Judging by the size of the tumor and its growth rate, my doctors think I may have had this thing for more than 15 years.  My parents say I suddenly became very serious around the age of 5, which could also be a sign of the disease.  I may have had this cancer for as long as I can remember, with all the problems and abnormalities it brought with it: the severe depression, the distorted view of my own self worth, the lack of motivation, the fear of risk.  And I will readily admit, I have felt better since my surgery.  Those feelings have all decreased substantially.  When I look at old photographs of myself, I recognize myself and I remember looking at those same pictures in the past, but I literally look different.  I no longer see the same ugliness I used to.

That sounds like an improvement, then, doesn't it?  That I rid myself of these negative emotions and feelings, and that they are no longer holding me back, keeping me from having a life?

Except improvement is a change.  It means I'm different.  I hated that dark side of myself, that overbearing depression that made me wonder why I never got to be happy, but it was a part of me.  That cancer was derived from my body, made of my cells.  Sure it was killing me, but we are all dying from our imperfect bodies.  Who am I to say that cancer was not part of me?

It's hard to explain what it was like, trying to figure out my own identity during my recovery.  I felt like I had been shattered, and had to put myself back together.  Most of the parts were there, and most of the parts I'd lost I didn't much care for anyway, but it was up to me to see what I had left and to put them back together.  For a time I felt like I had been reborn, not in the sense that I had a fresh start but because I felt like a newcomer.  My memories were intact, I knew the people around me, and I was told that directly after the surgery I seemed like I hadn't changed at all (except for all the morphine and a haircut).
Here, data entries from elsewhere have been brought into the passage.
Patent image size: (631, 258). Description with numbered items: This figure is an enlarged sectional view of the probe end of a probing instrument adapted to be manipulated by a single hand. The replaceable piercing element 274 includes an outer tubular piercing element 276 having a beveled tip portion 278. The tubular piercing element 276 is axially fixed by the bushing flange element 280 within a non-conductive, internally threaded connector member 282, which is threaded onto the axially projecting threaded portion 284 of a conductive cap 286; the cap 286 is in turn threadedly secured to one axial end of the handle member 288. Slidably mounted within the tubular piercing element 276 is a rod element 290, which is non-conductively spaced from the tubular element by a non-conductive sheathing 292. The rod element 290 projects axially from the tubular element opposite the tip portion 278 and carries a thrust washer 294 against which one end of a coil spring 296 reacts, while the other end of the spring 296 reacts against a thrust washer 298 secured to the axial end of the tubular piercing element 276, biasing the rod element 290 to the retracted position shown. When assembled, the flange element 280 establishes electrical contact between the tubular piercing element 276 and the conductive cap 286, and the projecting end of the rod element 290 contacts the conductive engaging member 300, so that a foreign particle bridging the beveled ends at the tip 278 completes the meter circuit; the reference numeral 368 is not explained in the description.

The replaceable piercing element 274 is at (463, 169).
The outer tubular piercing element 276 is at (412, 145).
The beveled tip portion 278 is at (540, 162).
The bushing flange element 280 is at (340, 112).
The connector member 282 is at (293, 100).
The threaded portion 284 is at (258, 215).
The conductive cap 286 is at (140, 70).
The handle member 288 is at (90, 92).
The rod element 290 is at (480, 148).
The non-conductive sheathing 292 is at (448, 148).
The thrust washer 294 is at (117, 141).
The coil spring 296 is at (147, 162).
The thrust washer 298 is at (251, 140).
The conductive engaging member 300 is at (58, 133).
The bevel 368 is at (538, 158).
But if you disassemble a house and use that material to build an identical house, is it the same house? 

I had been told that people wouldn't even notice a difference, but that I would.  The house knows it has been rebuilt, even if its occupants do not. 

I have yet to find a satisfactory answer.  There might not even be such a thing.

What I do know is that I am now who I am now.  I can work with that, and keep moving forward.